Infinite order linear differential equation satisfied by p-adic Hurwitz-type Euler zeta functions

In 1900, at the international congress of mathematicians, Hilbert claimed that the Riemann zeta function \(\zeta (s)\) is not the solution of any algebraic ordinary differential equations on its region of analyticity. In 2015, Van Gorder (J Number Theory 147:778–788, 2015) considered the question of whether \(\zeta (s)\) satisfies a non-algebraic differential equation and showed that it formally satisfies an infinite order linear differential equation. Recently, Prado and Klinger-Logan (J Number Theory 217:422–442, 2020) extended Van Gorder’s result to show that the Hurwitz zeta function \(\zeta (s,a)\) is also formally satisfies a similar differential equation

$$\begin{aligned} T\left[ \zeta (s,a) - \frac{1}{a^s}\right] = \frac{1}{(s-1)a^{s-1}}. \end{aligned}$$

But unfortunately in the same paper they proved that the operator T applied to Hurwitz zeta function \(\zeta (s,a)\) does not converge at any point in the complex plane \({\mathbb {C}}\).

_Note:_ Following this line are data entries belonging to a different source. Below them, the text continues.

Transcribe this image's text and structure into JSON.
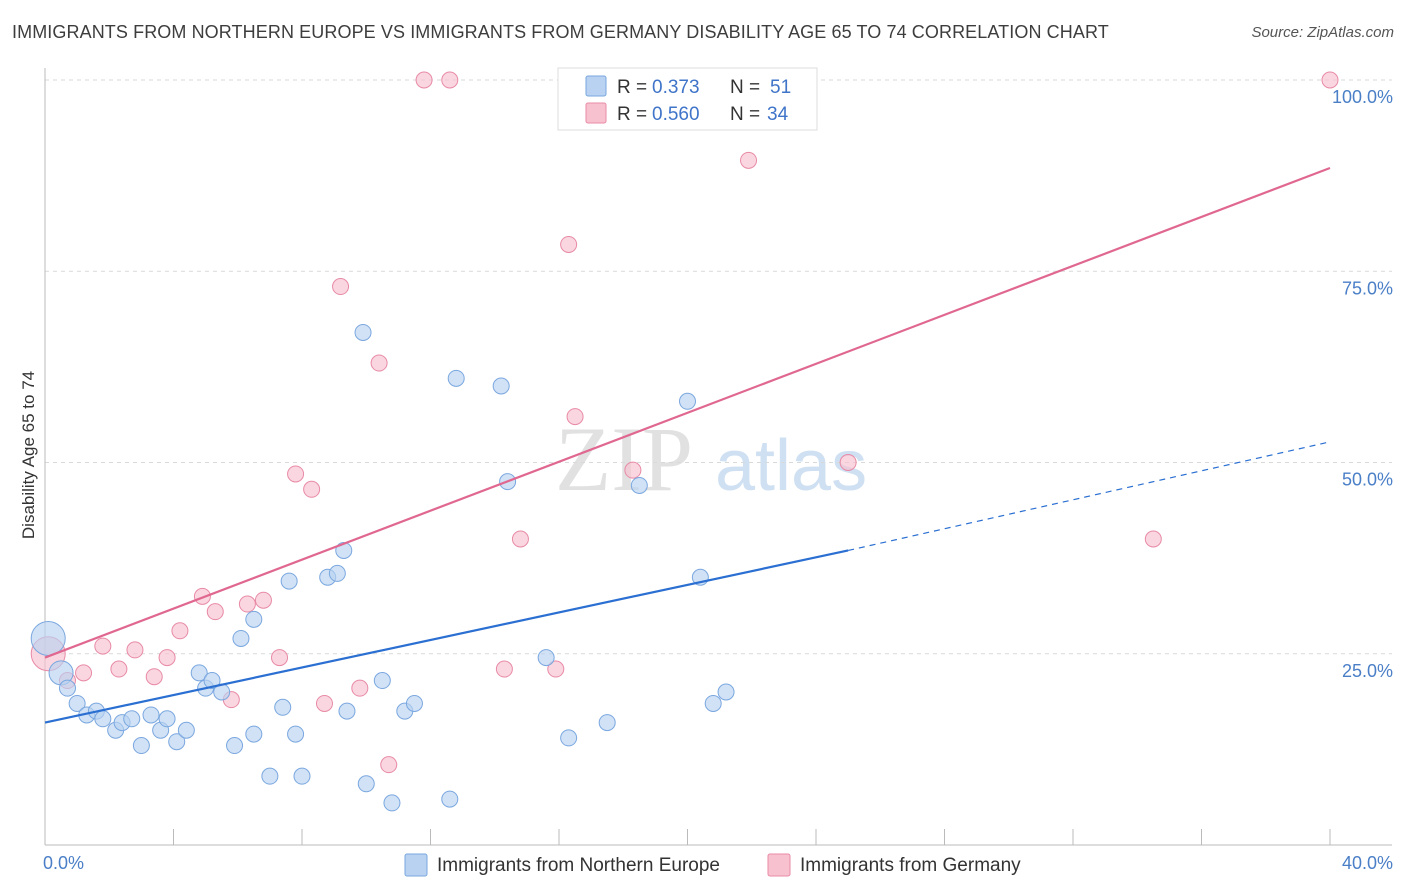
{
  "title": "IMMIGRANTS FROM NORTHERN EUROPE VS IMMIGRANTS FROM GERMANY DISABILITY AGE 65 TO 74 CORRELATION CHART",
  "source": "Source: ZipAtlas.com",
  "watermark": {
    "zip": "ZIP",
    "atlas": "atlas"
  },
  "colors": {
    "blue_fill": "#b9d2f1",
    "blue_stroke": "#7aa7df",
    "blue_line": "#2a6fd1",
    "pink_fill": "#f7c1d0",
    "pink_stroke": "#e88aa6",
    "pink_line": "#e06890",
    "tick_text": "#4a7fc7",
    "grid": "#d9d9d9"
  },
  "legend": {
    "rows": [
      {
        "r_label": "R =",
        "r_value": "0.373",
        "n_label": "N =",
        "n_value": "51"
      },
      {
        "r_label": "R =",
        "r_value": "0.560",
        "n_label": "N =",
        "n_value": "34"
      }
    ]
  },
  "chart_data": {
    "type": "scatter",
    "title": "IMMIGRANTS FROM NORTHERN EUROPE VS IMMIGRANTS FROM GERMANY DISABILITY AGE 65 TO 74 CORRELATION CHART",
    "xlabel": "",
    "ylabel": "Disability Age 65 to 74",
    "xlim": [
      0,
      40
    ],
    "ylim": [
      0,
      100
    ],
    "x_tick_labels": [
      {
        "value": 0,
        "label": "0.0%"
      },
      {
        "value": 40,
        "label": "40.0%"
      }
    ],
    "y_tick_labels": [
      {
        "value": 25,
        "label": "25.0%"
      },
      {
        "value": 50,
        "label": "50.0%"
      },
      {
        "value": 75,
        "label": "75.0%"
      },
      {
        "value": 100,
        "label": "100.0%"
      }
    ],
    "series": [
      {
        "name": "Immigrants from Northern Europe",
        "color": "blue",
        "trend": {
          "x0": 0,
          "y0": 16.0,
          "x1": 25.0,
          "y1": 38.5,
          "dash_to_x": 40,
          "dash_to_y": 52.7
        },
        "points": [
          [
            0.1,
            27,
            1
          ],
          [
            0.5,
            22.5,
            0.7
          ],
          [
            0.7,
            20.5,
            0.5
          ],
          [
            1.0,
            18.5,
            0.5
          ],
          [
            1.3,
            17,
            0.5
          ],
          [
            1.6,
            17.5,
            0.5
          ],
          [
            1.8,
            16.5,
            0.5
          ],
          [
            2.2,
            15,
            0.5
          ],
          [
            2.4,
            16,
            0.5
          ],
          [
            2.7,
            16.5,
            0.5
          ],
          [
            3.0,
            13,
            0.5
          ],
          [
            3.3,
            17,
            0.5
          ],
          [
            3.6,
            15,
            0.5
          ],
          [
            3.8,
            16.5,
            0.5
          ],
          [
            4.1,
            13.5,
            0.5
          ],
          [
            4.4,
            15,
            0.5
          ],
          [
            4.8,
            22.5,
            0.5
          ],
          [
            5.0,
            20.5,
            0.5
          ],
          [
            5.2,
            21.5,
            0.5
          ],
          [
            5.5,
            20,
            0.5
          ],
          [
            5.9,
            13,
            0.5
          ],
          [
            6.1,
            27,
            0.5
          ],
          [
            6.5,
            14.5,
            0.5
          ],
          [
            6.5,
            29.5,
            0.5
          ],
          [
            7.0,
            9,
            0.5
          ],
          [
            7.4,
            18,
            0.5
          ],
          [
            7.6,
            34.5,
            0.5
          ],
          [
            7.8,
            14.5,
            0.5
          ],
          [
            8.0,
            9,
            0.5
          ],
          [
            8.8,
            35,
            0.5
          ],
          [
            9.1,
            35.5,
            0.5
          ],
          [
            9.3,
            38.5,
            0.5
          ],
          [
            9.4,
            17.5,
            0.5
          ],
          [
            9.9,
            67,
            0.5
          ],
          [
            10.0,
            8,
            0.5
          ],
          [
            10.5,
            21.5,
            0.5
          ],
          [
            10.8,
            5.5,
            0.5
          ],
          [
            11.2,
            17.5,
            0.5
          ],
          [
            11.5,
            18.5,
            0.5
          ],
          [
            12.6,
            6,
            0.5
          ],
          [
            12.8,
            61,
            0.5
          ],
          [
            14.2,
            60,
            0.5
          ],
          [
            14.4,
            47.5,
            0.5
          ],
          [
            15.6,
            24.5,
            0.5
          ],
          [
            16.3,
            14,
            0.5
          ],
          [
            17.5,
            16,
            0.5
          ],
          [
            18.5,
            47,
            0.5
          ],
          [
            20.0,
            58,
            0.5
          ],
          [
            20.4,
            35,
            0.5
          ],
          [
            20.8,
            18.5,
            0.5
          ],
          [
            21.2,
            20,
            0.5
          ]
        ]
      },
      {
        "name": "Immigrants from Germany",
        "color": "pink",
        "trend": {
          "x0": 0,
          "y0": 24.5,
          "x1": 40,
          "y1": 88.5
        },
        "points": [
          [
            0.1,
            25,
            1
          ],
          [
            0.7,
            21.5,
            0.5
          ],
          [
            1.2,
            22.5,
            0.5
          ],
          [
            1.8,
            26,
            0.5
          ],
          [
            2.3,
            23,
            0.5
          ],
          [
            2.8,
            25.5,
            0.5
          ],
          [
            3.4,
            22,
            0.5
          ],
          [
            3.8,
            24.5,
            0.5
          ],
          [
            4.2,
            28,
            0.5
          ],
          [
            4.9,
            32.5,
            0.5
          ],
          [
            5.3,
            30.5,
            0.5
          ],
          [
            5.8,
            19,
            0.5
          ],
          [
            6.3,
            31.5,
            0.5
          ],
          [
            6.8,
            32,
            0.5
          ],
          [
            7.3,
            24.5,
            0.5
          ],
          [
            7.8,
            48.5,
            0.5
          ],
          [
            8.3,
            46.5,
            0.5
          ],
          [
            8.7,
            18.5,
            0.5
          ],
          [
            9.2,
            73,
            0.5
          ],
          [
            9.8,
            20.5,
            0.5
          ],
          [
            10.4,
            63,
            0.5
          ],
          [
            10.7,
            10.5,
            0.5
          ],
          [
            11.8,
            100,
            0.5
          ],
          [
            12.6,
            100,
            0.5
          ],
          [
            14.3,
            23,
            0.5
          ],
          [
            14.8,
            40,
            0.5
          ],
          [
            15.9,
            23,
            0.5
          ],
          [
            16.3,
            78.5,
            0.5
          ],
          [
            16.5,
            56,
            0.5
          ],
          [
            18.3,
            49,
            0.5
          ],
          [
            21.9,
            89.5,
            0.5
          ],
          [
            25.0,
            50,
            0.5
          ],
          [
            34.5,
            40,
            0.5
          ],
          [
            40.0,
            100,
            0.5
          ]
        ]
      }
    ],
    "legend_placement": "bottom-center"
  }
}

In this paper, by defining \(T_{p}^{a}\), a p-adic analogue of Van Gorder’s operator T,  we establish an analogue of Prado and Klinger-Logan’s differential equation satisfied by \(\zeta _{p,E}(s,a)\) which is the p-adic analogue of the Hurwitz-type Euler zeta functions

$$\begin{aligned} \zeta _E(s,a)=\sum _{n=0}^\infty \frac{(-1)^n}{(n+a)^s}. \end{aligned}$$

In contrast with the complex case, due to the non-archimedean property, the operator \(T_{p}^{a}\) applied to the p-adic Hurwitz-type Euler zeta function \(\zeta _{p,E}(s,a)\) is convergent p-adically in the area of \(s\in {\mathbb {Z}}_{p}\) with \(s\ne 1\) and \(a\in K\) with \(|a|_{p}>1,\) where K is any finite extension of \({\mathbb {Q}}_{p}\) with ramification index over \({\mathbb {Q}}_{p}\) less than \(p-1.\)